Indien een vaste plaats kan worden toegewezen, verlenen burgemeester en wethouders een vergunning waarin in ieder geval is bepaald:

  • -

    de naam en voorletters, de geboortedatum en –plaats, het adres en de woonplaats van de vergunninghouder;

  • -

    de afmetingen van de plaats;

  • -

    de verkoopmaterialen die de vergunninghouder bij het innemen van die plaats mag gebruiken;

  • -

    de artikelen (branche) die de vergunninghouder mag verhandelen;

  • -

    de datum waarop aan de vergunninghouder voor het eerst een vergunning is verleend en zijn volgnummer op de anciënniteitlijst

  • -

    dat de vergunninghouder zelf zorg draagt voor inzameling en afvoer van zijn afval en dat hij zijn standplaats schoon oplevert;

  • -

    van wie de vergunninghouder zijn elektriciteit betrekt;

  • -

    welke geluidsapparatuur op de standplaats is toegestaan;

  • -

    welke kook-, bak- en verwarmingsapparatuur zijn toegestaan.

Artikel 3.7

Vergunninghouders van vaste plaatsen worden met vermelding van en in volgorde van de datum, waarop aan hen voor het eerst een vaste plaats is toegewezen, op een doorlopend te nummeren lijst ingeschreven. Bij deze inschrijving wordt tevens vermeld welke artikelen de vergunninghouder mag verhandelen.

Artikel 3.8

  • 1. Burgemeester en wethouders schrijven de aanvrager in op de wachtlijst, indien:

    • -

      de aanvrager voldoet aan het bepaalde in art. 3.4, maar aan hem geen standplaats kan worden toegewezen; en

    • -

      de aanvrager heeft aangegeven dat hij op de wachtlijst wil worden geplaatst.

  • 2. Burgemeester en wethouders vermelden bij inschrijving in ieder geval:

    • -

      de naam en voorletters, de geboortedatum en –plaats, het adres en woonplaats van de aanvrager;

    • -

      de datum waarop de aanvraag door hem is ontvangen;

    • -

      de artikelen (branche) die de aanvrager wil verhandelen;

    • -

      de verkoopmaterialen die de aanvrager wil gebruiken.

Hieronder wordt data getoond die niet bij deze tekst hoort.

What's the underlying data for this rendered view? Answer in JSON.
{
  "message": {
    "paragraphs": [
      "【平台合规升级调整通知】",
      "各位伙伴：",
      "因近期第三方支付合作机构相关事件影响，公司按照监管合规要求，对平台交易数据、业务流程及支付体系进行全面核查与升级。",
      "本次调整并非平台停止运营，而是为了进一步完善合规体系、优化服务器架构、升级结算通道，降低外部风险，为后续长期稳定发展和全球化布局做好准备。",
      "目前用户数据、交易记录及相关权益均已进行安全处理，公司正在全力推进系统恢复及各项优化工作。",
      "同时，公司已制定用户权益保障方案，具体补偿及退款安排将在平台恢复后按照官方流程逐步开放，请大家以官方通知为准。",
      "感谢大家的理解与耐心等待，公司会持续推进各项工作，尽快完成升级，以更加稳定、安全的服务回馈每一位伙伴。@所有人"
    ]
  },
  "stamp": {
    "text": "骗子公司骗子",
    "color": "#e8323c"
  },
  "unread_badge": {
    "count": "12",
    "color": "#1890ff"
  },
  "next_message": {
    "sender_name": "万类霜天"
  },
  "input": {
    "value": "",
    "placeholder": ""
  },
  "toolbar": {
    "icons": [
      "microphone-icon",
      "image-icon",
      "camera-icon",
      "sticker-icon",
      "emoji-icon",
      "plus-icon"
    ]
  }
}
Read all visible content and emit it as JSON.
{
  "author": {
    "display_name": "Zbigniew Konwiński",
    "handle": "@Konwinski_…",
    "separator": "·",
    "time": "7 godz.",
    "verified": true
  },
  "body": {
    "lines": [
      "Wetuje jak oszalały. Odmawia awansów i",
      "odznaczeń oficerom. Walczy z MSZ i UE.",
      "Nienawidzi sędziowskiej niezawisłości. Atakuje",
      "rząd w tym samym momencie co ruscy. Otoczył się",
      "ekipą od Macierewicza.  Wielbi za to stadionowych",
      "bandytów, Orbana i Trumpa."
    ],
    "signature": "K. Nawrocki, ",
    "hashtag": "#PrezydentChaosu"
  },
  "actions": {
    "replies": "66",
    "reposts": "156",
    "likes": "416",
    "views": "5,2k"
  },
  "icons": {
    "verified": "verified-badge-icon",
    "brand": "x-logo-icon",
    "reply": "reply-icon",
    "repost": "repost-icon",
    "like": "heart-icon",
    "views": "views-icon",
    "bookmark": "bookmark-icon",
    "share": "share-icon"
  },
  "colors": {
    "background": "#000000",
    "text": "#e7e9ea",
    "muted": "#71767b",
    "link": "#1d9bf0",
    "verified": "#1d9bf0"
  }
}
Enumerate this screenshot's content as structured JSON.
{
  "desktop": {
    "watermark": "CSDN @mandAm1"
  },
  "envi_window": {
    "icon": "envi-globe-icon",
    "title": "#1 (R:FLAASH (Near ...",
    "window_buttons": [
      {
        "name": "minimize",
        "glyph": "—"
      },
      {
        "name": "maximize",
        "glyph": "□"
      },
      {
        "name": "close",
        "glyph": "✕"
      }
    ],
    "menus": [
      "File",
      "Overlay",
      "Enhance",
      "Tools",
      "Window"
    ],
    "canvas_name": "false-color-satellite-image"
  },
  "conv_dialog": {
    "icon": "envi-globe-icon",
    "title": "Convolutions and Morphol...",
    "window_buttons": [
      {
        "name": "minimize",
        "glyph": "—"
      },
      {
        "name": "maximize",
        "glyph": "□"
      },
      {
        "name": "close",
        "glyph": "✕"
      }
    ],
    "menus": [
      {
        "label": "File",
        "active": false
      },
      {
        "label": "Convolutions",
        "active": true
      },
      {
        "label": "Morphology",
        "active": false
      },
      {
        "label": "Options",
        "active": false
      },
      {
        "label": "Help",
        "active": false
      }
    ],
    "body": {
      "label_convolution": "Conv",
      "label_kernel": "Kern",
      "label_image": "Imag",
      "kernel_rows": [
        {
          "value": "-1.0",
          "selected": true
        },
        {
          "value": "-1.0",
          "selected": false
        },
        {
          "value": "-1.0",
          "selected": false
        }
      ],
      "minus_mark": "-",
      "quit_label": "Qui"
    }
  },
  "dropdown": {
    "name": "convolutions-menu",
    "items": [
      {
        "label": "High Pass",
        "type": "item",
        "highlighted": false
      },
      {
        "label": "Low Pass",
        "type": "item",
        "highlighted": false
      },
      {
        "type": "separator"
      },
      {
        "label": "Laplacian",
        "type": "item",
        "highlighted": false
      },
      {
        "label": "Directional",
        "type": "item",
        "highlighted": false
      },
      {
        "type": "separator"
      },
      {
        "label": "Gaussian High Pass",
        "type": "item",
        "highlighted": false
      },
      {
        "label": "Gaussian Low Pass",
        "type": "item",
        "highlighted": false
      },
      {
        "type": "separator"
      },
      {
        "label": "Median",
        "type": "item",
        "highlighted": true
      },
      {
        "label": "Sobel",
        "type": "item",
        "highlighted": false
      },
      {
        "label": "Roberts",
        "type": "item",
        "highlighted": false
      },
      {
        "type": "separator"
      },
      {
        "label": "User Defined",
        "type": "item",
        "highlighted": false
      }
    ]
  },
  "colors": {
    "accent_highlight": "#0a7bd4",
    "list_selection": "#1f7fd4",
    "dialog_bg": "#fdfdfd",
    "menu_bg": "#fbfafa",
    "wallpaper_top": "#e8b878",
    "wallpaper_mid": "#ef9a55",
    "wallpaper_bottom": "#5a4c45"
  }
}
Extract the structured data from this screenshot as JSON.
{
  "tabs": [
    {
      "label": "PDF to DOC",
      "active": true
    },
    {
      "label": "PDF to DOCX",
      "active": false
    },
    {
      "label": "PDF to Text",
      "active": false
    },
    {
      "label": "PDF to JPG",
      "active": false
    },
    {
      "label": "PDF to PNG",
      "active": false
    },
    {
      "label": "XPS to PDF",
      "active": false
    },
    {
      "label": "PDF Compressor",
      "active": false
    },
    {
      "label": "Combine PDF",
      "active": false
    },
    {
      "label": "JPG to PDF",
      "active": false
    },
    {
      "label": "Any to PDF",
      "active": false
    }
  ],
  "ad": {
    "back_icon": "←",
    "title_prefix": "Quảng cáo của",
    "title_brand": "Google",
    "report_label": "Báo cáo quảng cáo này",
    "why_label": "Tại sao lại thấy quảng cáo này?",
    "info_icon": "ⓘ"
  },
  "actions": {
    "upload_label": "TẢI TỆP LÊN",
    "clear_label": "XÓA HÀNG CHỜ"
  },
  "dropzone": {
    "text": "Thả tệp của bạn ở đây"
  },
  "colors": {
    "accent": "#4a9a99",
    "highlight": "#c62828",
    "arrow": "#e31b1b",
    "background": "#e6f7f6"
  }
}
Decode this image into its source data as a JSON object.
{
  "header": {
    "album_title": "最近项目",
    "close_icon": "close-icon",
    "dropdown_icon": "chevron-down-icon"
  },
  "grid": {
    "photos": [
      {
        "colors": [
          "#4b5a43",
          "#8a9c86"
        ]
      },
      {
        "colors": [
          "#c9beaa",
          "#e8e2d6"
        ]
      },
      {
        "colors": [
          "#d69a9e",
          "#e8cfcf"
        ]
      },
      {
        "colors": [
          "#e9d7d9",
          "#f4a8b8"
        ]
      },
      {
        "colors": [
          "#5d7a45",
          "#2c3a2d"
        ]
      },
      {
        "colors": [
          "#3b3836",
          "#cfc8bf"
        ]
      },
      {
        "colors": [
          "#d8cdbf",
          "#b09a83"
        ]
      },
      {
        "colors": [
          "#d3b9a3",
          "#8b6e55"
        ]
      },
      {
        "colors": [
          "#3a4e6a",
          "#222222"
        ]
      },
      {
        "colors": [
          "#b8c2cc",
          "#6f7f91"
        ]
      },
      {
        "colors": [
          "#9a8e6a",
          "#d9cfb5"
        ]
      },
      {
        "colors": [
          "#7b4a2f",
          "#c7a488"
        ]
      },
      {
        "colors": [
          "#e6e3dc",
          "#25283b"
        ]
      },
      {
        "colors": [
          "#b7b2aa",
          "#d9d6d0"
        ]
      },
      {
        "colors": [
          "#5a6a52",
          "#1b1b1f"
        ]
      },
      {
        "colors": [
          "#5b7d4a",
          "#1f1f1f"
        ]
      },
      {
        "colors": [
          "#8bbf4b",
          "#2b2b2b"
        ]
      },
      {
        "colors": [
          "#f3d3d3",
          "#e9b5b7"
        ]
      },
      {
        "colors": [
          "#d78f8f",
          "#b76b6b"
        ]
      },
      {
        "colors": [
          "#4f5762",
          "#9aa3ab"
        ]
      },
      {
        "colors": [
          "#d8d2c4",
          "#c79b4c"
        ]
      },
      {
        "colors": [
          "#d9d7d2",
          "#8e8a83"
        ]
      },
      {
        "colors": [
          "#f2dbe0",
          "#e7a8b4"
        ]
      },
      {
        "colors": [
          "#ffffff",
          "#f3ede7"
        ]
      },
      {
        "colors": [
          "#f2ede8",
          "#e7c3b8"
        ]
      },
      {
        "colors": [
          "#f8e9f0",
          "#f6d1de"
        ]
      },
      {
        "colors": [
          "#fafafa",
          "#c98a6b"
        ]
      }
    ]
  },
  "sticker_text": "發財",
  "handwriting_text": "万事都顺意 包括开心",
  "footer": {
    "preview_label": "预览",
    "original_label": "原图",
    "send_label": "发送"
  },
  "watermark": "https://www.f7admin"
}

  • 3. Burgemeester en wethouders verstrekken de aanvrager een schriftelijk bewijs van inschrijving op de wachtlijst

  • 4. De inschrijving op de wachtlijst blijft gehandhaafd, indien deze door de ingeschrevene jaarlijks voor 1 januari schriftelijk wordt verlengd.

Artikel 3.9

De inschrijving op de wachtlijst wordt doorgehaald:

  • -

    indien de ingeschrevene zijn inschrijving niet jaarlijks voor 1 januari heeft verlengd;

  • -

    op schriftelijk verzoek van de ingeschrevene;

  • -

    bij overlijden van de ingeschrevene;

  • -

    wanneer aan de ingeschrevene een vergunning voor een vaste plaats is verleend, tenzij hij deze op grond van bijzondere omstandigheden niet aanvaardt;

  • -

    indien niet meer aan de vereisten van artikel 3.4 wordt voldaan.

Artikel 3.10

Indien voor de toewijzing van een beschikbare vaste plaats meer aanvragers in aanmerking komen, wordt deze plaats achtereenvolgens toegewezen aan:

  • 1.

    de vergunninghouder van een vaste plaats die aan het college schriftelijk de wens te kennen heeft gegeven van standplaats te willen veranderen, in volgorde van plaatsing op de anciënniteitlijst

  • 2.

    indien lid 1 niet van toepassing is degene die zich op de wachtlijst heeft laten inschrijven in volgorde van inschrijving op deze lijst.

Artikel 3.11

  • 1. In geval van overlijden, dan wel blijvende arbeidsongeschiktheid kan de vergunning voor een vaste plaats worden overgeschreven op de achterblijvende echtgenoot, de geregistreerde partner of de levenspartner van de vergunninghouder.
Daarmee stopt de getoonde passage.